I remember the feeling I had during my high school ball. It was a mixture of alot of things.
I felt joy that I was finished with High School. Happy that there were no more examinations. Not having to deal with them teachers who a good number of them did not even believe in you. Extreme joy that I did not have to wear them Blue Rags (Blue AGHS uniform dress) again.
But then it was mixed with sadness. Some of my friends were preparing to migrate to study. Some migrated to live. Some started working and I rarely saw them. Sad that I didn't have any male friends that I would have been able to bring along to the ball. Sad that my friends were either in their groups enjoying their last night as Antigua Girls' High School students or with their dates.
I remember I would see the girls looking gorgeous and taking pictures of each other and having people take group pictures of them and close friends. I had then gotten overwhelmed with the feeling of being ALONE.
Even though I went to the ball with my best friend in high school I still felt soo alone.
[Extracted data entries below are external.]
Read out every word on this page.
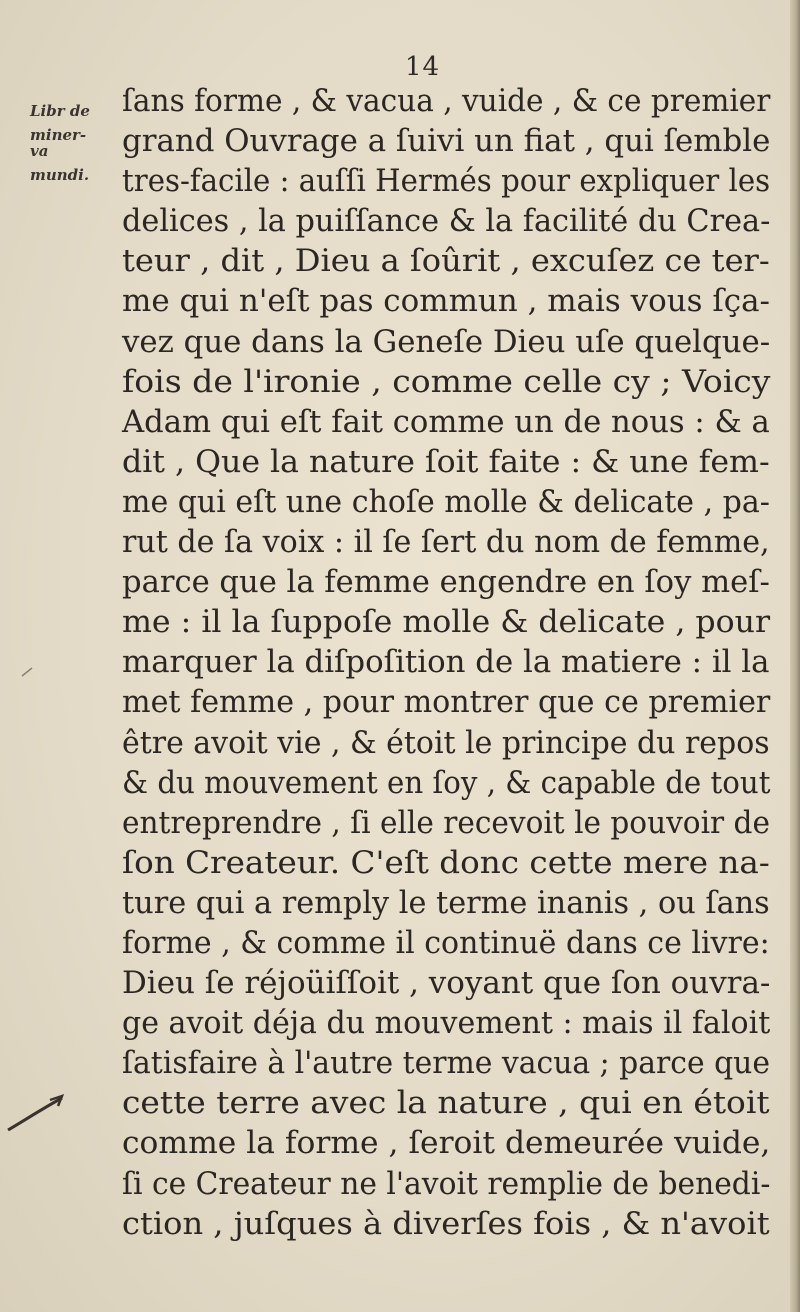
14
Libr de
miner-
va
mundi.
ſans forme , & vacua , vuide , & ce premier
grand Ouvrage a ſuivi un fiat , qui ſemble
tres-facile : auſſi Hermés pour expliquer les
delices , la puiſſance & la facilité du Crea-
teur , dit , Dieu a ſoûrit , excuſez ce ter-
me qui n'eſt pas commun , mais vous ſça-
vez que dans la Geneſe Dieu uſe quelque-
fois de l'ironie , comme celle cy ; Voicy
Adam qui eſt fait comme un de nous : & a
dit , Que la nature ſoit faite : & une fem-
me qui eſt une choſe molle & delicate , pa-
rut de ſa voix : il ſe ſert du nom de femme,
parce que la femme engendre en ſoy meſ-
me : il la ſuppoſe molle & delicate , pour
marquer la diſpoſition de la matiere : il la
met femme , pour montrer que ce premier
être avoit vie , & étoit le principe du repos
& du mouvement en ſoy , & capable de tout
entreprendre , ſi elle recevoit le pouvoir de
ſon Createur. C'eſt donc cette mere na-
ture qui a remply le terme inanis , ou ſans
forme , & comme il continuë dans ce livre:
Dieu ſe réjoüiſſoit , voyant que ſon ouvra-
ge avoit déja du mouvement : mais il faloit
ſatisfaire à l'autre terme vacua ; parce que
cette terre avec la nature , qui en étoit
comme la forme , ſeroit demeurée vuide,
ſi ce Createur ne l'avoit remplie de benedi-
ction , juſques à diverſes fois , & n'avoit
I even walked the halls of the building which allowed us to hold our Grand Affair there. One of my friends saw me wandering and asked if I was OK and I lied and in my heart I just felt alone.
That feeling I have felt so many times afterwards. Feeling alone while being out with friends, feeling alone when in a group of people, even feeling alone when alone with another person.
I don't want to feel alone. But they say you are born alone and will die alone. However when I am in a group why must I feel like this?
I hope that feeling goes away soon. Because it is not fun.
I know there are alot of people who are feeling all alone. So I guess we can say we are Alone Together.